Some of the recipients have been accused of falsely claiming the achievements of the medalist under their names. Satpal Singh (2009), Ramphal (2011), and Yashvir Singh (2012) had mentioned two times Olympic medal winning wrestler Sushil Kumar (2008 and 2012) as their trainee. The award for year 2012 was bestowed upon para sports athletics coach Satyapal Singh. However, 2010 Arjuna Award winning para athlete Jagseer Singh accused Satyapal Singh for falsely mentioning him as their trainee for the award. Jagseer Singh mentioned that 2006 Dronacharya Award winner R. D. Singh was appointed as the main coach and Satyapal Singh was an assisting coach.
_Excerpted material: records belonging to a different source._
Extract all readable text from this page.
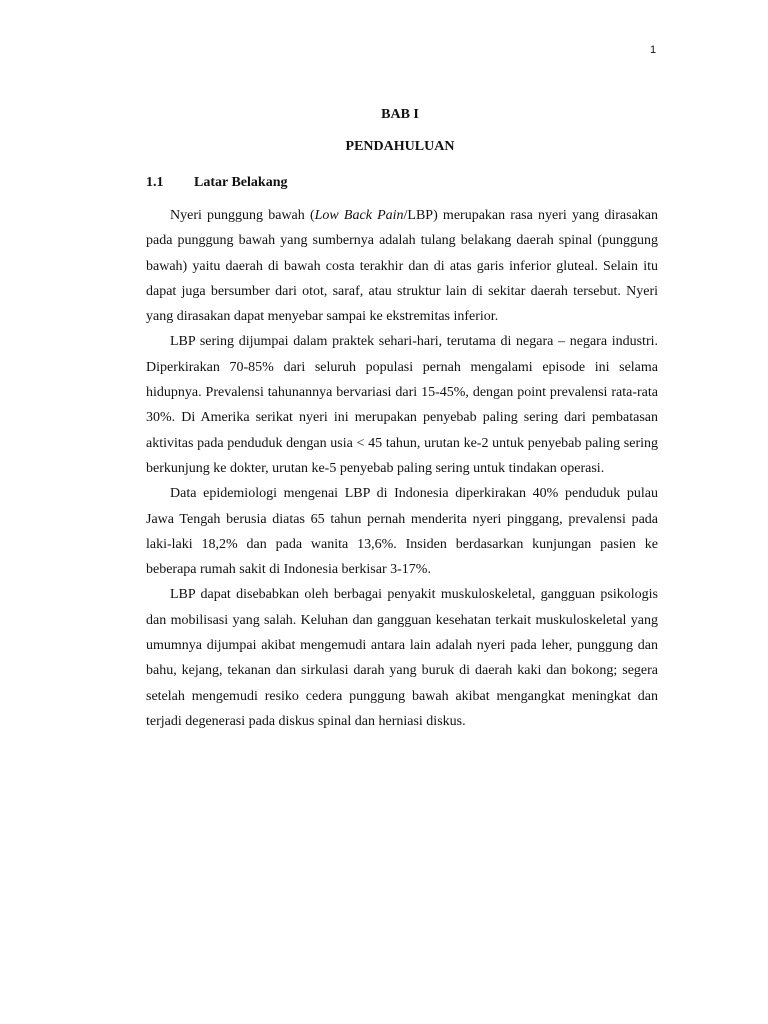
1
BAB I
PENDAHULUAN
1.1 Latar Belakang

Nyeri punggung bawah (Low Back Pain/LBP) merupakan rasa nyeri yang dirasakan pada punggung bawah yang sumbernya adalah tulang belakang daerah spinal (punggung bawah) yaitu daerah di bawah costa terakhir dan di atas garis inferior gluteal. Selain itu dapat juga bersumber dari otot, saraf, atau struktur lain di sekitar daerah tersebut. Nyeri yang dirasakan dapat menyebar sampai ke ekstremitas inferior.

LBP sering dijumpai dalam praktek sehari-hari, terutama di negara – negara industri. Diperkirakan 70-85% dari seluruh populasi pernah mengalami episode ini selama hidupnya. Prevalensi tahunannya bervariasi dari 15-45%, dengan point prevalensi rata-rata 30%. Di Amerika serikat nyeri ini merupakan penyebab paling sering dari pembatasan aktivitas pada penduduk dengan usia < 45 tahun, urutan ke-2 untuk penyebab paling sering berkunjung ke dokter, urutan ke-5 penyebab paling sering untuk tindakan operasi.

Data epidemiologi mengenai LBP di Indonesia diperkirakan 40% penduduk pulau Jawa Tengah berusia diatas 65 tahun pernah menderita nyeri pinggang, prevalensi pada laki-laki 18,2% dan pada wanita 13,6%. Insiden berdasarkan kunjungan pasien ke beberapa rumah sakit di Indonesia berkisar 3-17%.

LBP dapat disebabkan oleh berbagai penyakit muskuloskeletal, gangguan psikologis dan mobilisasi yang salah. Keluhan dan gangguan kesehatan terkait muskuloskeletal yang umumnya dijumpai akibat mengemudi antara lain adalah nyeri pada leher, punggung dan bahu, kejang, tekanan dan sirkulasi darah yang buruk di daerah kaki dan bokong; segera setelah mengemudi resiko cedera punggung bawah akibat mengangkat meningkat dan terjadi degenerasi pada diskus spinal dan herniasi diskus.
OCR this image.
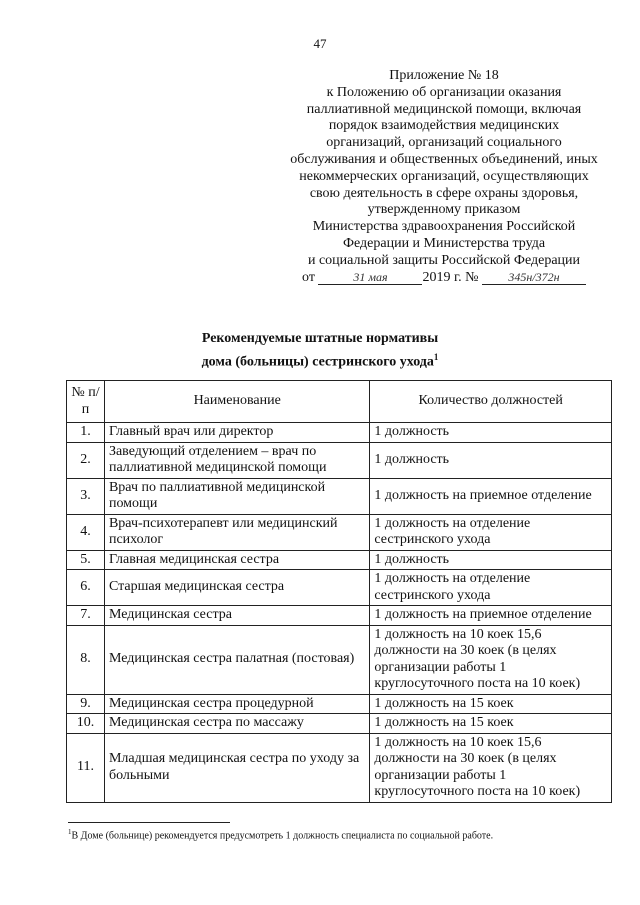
47
Приложение № 18
к Положению об организации оказания
паллиативной медицинской помощи, включая
порядок взаимодействия медицинских
организаций, организаций социального
обслуживания и общественных объединений, иных
некоммерческих организаций, осуществляющих
свою деятельность в сфере охраны здоровья,
утвержденному приказом
Министерства здравоохранения Российской
Федерации и Министерства труда
и социальной защиты Российской Федерации
от	31 мая 2019 г. № 345н/372н
Рекомендуемые штатные нормативы
дома (больницы) сестринского ухода$^1$
№ п/п	Наименование	Количество должностей
1.	Главный врач или директор	1 должность
2.	Заведующий отделением – врач по паллиативной медицинской помощи	1 должность
3.	Врач по паллиативной медицинской помощи	1 должность на приемное отделение
4.	Врач-психотерапевт или медицинский психолог	1 должность на отделение сестринского ухода
5.	Главная медицинская сестра	1 должность
6.	Старшая медицинская сестра	1 должность на отделение сестринского ухода
7.	Медицинская сестра	1 должность на приемное отделение
8.	Медицинская сестра палатная (постовая)	1 должность на 10 коек 15,6 должности на 30 коек (в целях организации работы 1 круглосуточного поста на 10 коек)
9.	Медицинская сестра процедурной	1 должность на 15 коек
10.	Медицинская сестра по массажу	1 должность на 15 коек
11.	Младшая медицинская сестра по уходу за больными	1 должность на 10 коек 15,6 должности на 30 коек (в целях организации работы 1 круглосуточного поста на 10 коек)
$^1$В Доме (больнице) рекомендуется предусмотреть 1 должность специалиста по социальной работе.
Jagseer was informed about such claim via Right to Information Act, 2005 which had him mentioned as the primary trainee by Satyapal Singh. 2013 award winner Raj Singh also claimed Sushil Kumar and 2012 Summer Olympics medal winning wrestler Yogeshwar Dutt as their trainee. Following an announcement, in August 2015, a Public-Interest Litigation was filed in the Delhi High Court by Vinod Kumar. The petitioner, former chief wrestling coach, mentioned that he was the chief national coach of men's freestyle wrestling team from November 2010 to April 2015 and claimed that he had more points (420) than the recipient Anoop Singh Dahiya (375). The court directed the Ministry to confer the award on Kumar and provided one week to the Ministry to challenge the decision. However, the Ministry did not change their decision as the Wrestling Federation of India (WFI) had sacked Kumar in May 2015.